Republicans signaled that Biden will face fierce opposition on some parts of his agenda.
One of his orders seeks to fortify the Deferred Action for Childhood Arrivals, known as DACA, a signature effort of the Obama administration that provided hundreds of thousands of young immigrants protection from deportation and a pathway to citizenship. That's part of a broader immigration plan that would provide an eight-year path to citizenship for an estimated 11 million people living in the U.S. without legal status.

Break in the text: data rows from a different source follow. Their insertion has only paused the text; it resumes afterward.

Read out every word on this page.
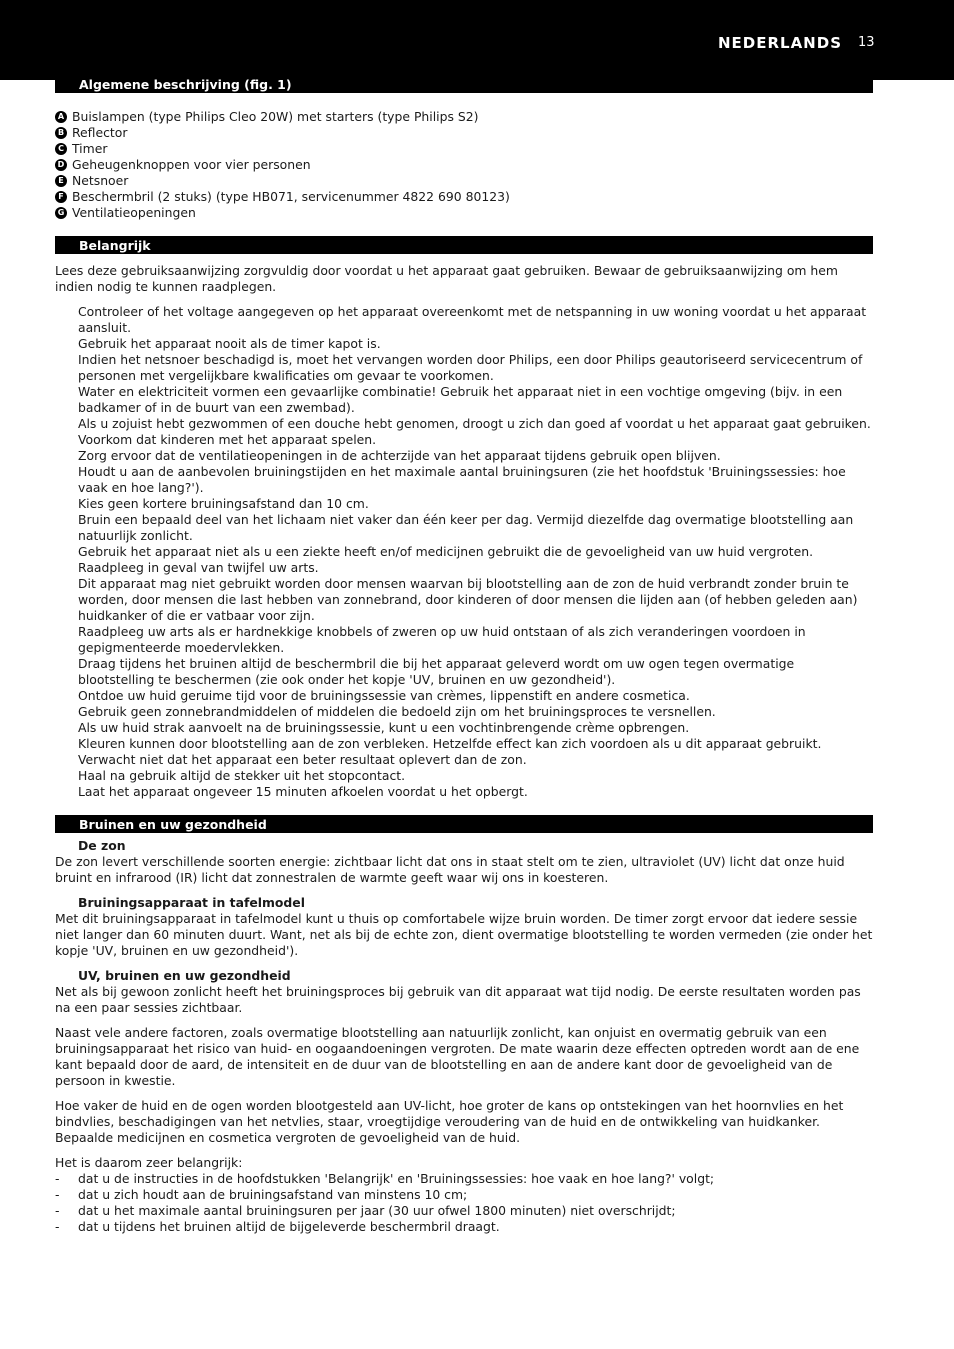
NEDERLANDS 13
Algemene beschrijving (fig. 1)
A Buislampen (type Philips Cleo 20W) met starters (type Philips S2)
B Reflector
C Timer
D Geheugenknoppen voor vier personen
E Netsnoer
F Beschermbril (2 stuks) (type HB071, servicenummer 4822 690 80123)
G Ventilatieopeningen
Belangrijk

Lees deze gebruiksaanwijzing zorgvuldig door voordat u het apparaat gaat gebruiken. Bewaar de gebruiksaanwijzing om hem indien nodig te kunnen raadplegen.

Controleer of het voltage aangegeven op het apparaat overeenkomt met de netspanning in uw woning voordat u het apparaat aansluit.

Gebruik het apparaat nooit als de timer kapot is.

Indien het netsnoer beschadigd is, moet het vervangen worden door Philips, een door Philips geautoriseerd servicecentrum of personen met vergelijkbare kwalificaties om gevaar te voorkomen.

Water en elektriciteit vormen een gevaarlijke combinatie! Gebruik het apparaat niet in een vochtige omgeving (bijv. in een badkamer of in de buurt van een zwembad).

Als u zojuist hebt gezwommen of een douche hebt genomen, droogt u zich dan goed af voordat u het apparaat gaat gebruiken.

Voorkom dat kinderen met het apparaat spelen.

Zorg ervoor dat de ventilatieopeningen in de achterzijde van het apparaat tijdens gebruik open blijven.

Houdt u aan de aanbevolen bruiningstijden en het maximale aantal bruiningsuren (zie het hoofdstuk 'Bruiningssessies: hoe vaak en hoe lang?').

Kies geen kortere bruiningsafstand dan 10 cm.

Bruin een bepaald deel van het lichaam niet vaker dan één keer per dag. Vermijd diezelfde dag overmatige blootstelling aan natuurlijk zonlicht.

Gebruik het apparaat niet als u een ziekte heeft en/of medicijnen gebruikt die de gevoeligheid van uw huid vergroten. Raadpleeg in geval van twijfel uw arts.

Dit apparaat mag niet gebruikt worden door mensen waarvan bij blootstelling aan de zon de huid verbrandt zonder bruin te worden, door mensen die last hebben van zonnebrand, door kinderen of door mensen die lijden aan (of hebben geleden aan) huidkanker of die er vatbaar voor zijn.

Raadpleeg uw arts als er hardnekkige knobbels of zweren op uw huid ontstaan of als zich veranderingen voordoen in gepigmenteerde moedervlekken.

Draag tijdens het bruinen altijd de beschermbril die bij het apparaat geleverd wordt om uw ogen tegen overmatige blootstelling te beschermen (zie ook onder het kopje 'UV, bruinen en uw gezondheid').

Ontdoe uw huid geruime tijd voor de bruiningssessie van crèmes, lippenstift en andere cosmetica.

Gebruik geen zonnebrandmiddelen of middelen die bedoeld zijn om het bruiningsproces te versnellen.

Als uw huid strak aanvoelt na de bruiningssessie, kunt u een vochtinbrengende crème opbrengen.

Kleuren kunnen door blootstelling aan de zon verbleken. Hetzelfde effect kan zich voordoen als u dit apparaat gebruikt.

Verwacht niet dat het apparaat een beter resultaat oplevert dan de zon.

Haal na gebruik altijd de stekker uit het stopcontact.

Laat het apparaat ongeveer 15 minuten afkoelen voordat u het opbergt.

Bruinen en uw gezondheid

De zon

De zon levert verschillende soorten energie: zichtbaar licht dat ons in staat stelt om te zien, ultraviolet (UV) licht dat onze huid bruint en infrarood (IR) licht dat zonnestralen de warmte geeft waar wij ons in koesteren.

Bruiningsapparaat in tafelmodel

Met dit bruiningsapparaat in tafelmodel kunt u thuis op comfortabele wijze bruin worden. De timer zorgt ervoor dat iedere sessie niet langer dan 60 minuten duurt. Want, net als bij de echte zon, dient overmatige blootstelling te worden vermeden (zie onder het kopje 'UV, bruinen en uw gezondheid').

UV, bruinen en uw gezondheid

Net als bij gewoon zonlicht heeft het bruiningsproces bij gebruik van dit apparaat wat tijd nodig. De eerste resultaten worden pas na een paar sessies zichtbaar.

Naast vele andere factoren, zoals overmatige blootstelling aan natuurlijk zonlicht, kan onjuist en overmatig gebruik van een bruiningsapparaat het risico van huid- en oogaandoeningen vergroten. De mate waarin deze effecten optreden wordt aan de ene kant bepaald door de aard, de intensiteit en de duur van de blootstelling en aan de andere kant door de gevoeligheid van de persoon in kwestie.

Hoe vaker de huid en de ogen worden blootgesteld aan UV-licht, hoe groter de kans op ontstekingen van het hoornvlies en het bindvlies, beschadigingen van het netvlies, staar, vroegtijdige veroudering van de huid en de ontwikkeling van huidkanker. Bepaalde medicijnen en cosmetica vergroten de gevoeligheid van de huid.

Het is daarom zeer belangrijk:

-	dat u de instructies in de hoofdstukken 'Belangrijk' en 'Bruiningssessies: hoe vaak en hoe lang?' volgt;
-	dat u zich houdt aan de bruiningsafstand van minstens 10 cm;
-	dat u het maximale aantal bruiningsuren per jaar (30 uur ofwel 1800 minuten) niet overschrijdt;
-	dat u tijdens het bruinen altijd de bijgeleverde beschermbril draagt.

The plan would lead to “a permanent cycle of illegal immigration and amnesty that would hurt hard-working Americans and the millions of legal immigrants working their way through the legal immigration process,” said Chris Hartline, a spokesman for the National Republican Senatorial Committee.
Another order forbids discrimination by federal agencies or programs on the basis of sexual orientation or gender identity.
Ames Simmons, policy director for Equality NC, said the new anti-discrimination protections go much further than just federal hiring practices, which is especially important in North Carolina and other states with no other LGBTQ protections in place.
"It would affect the way federal law is interpreted in education, in health care and in housing, which are all three very big areas of discrimination," Simmons said.
The change in policy follows last June’s historic U.S. Supreme Court ruling upholding protections for people based on sexual orientation or gender identity. The Trump administration refused to implement the ruling, which Simmons said followed four years of moving in the opposite direction.
"The Trump administration rolled back every LGBTQ protection that they could find," he said.
The new executive order doesn't address transgender people serving openly in the armed forces. Trump reversed the Obama-era rule, reinstituting the ban in 2018. Biden is expected to override that decision as well.
"The intent seems to be that the ban will begin the process of reversal within a matter of days," Simmons said.
Some social conservatives are already voicing concerns over the policy changes. They say they will oppose anything that limits religious freedom.
In another effort to signal a return to pre-Trump times, Jen Psaki, the new White House press secretary, said she would hold a news briefing late Wednesday in a symbol of the administration’s commitment to transparency. Trump's White House had all but abandoned the practice of briefing reporters daily.
Biden's action notably did not include immediate steps to rejoin the Iran nuclear accord, which Trump abandoned and Biden has pledged to reimplement. Psaki noted that more actions were coming, including plans to revoke the Pentagon’s ban on military service by transgender Americans as well as the so-called Mexico City policy, which bans U.S. funding for international organizations that perform or refer women for abortion services.
WRAL Capitol Bureau Chief Laura Leslie contributed to this report.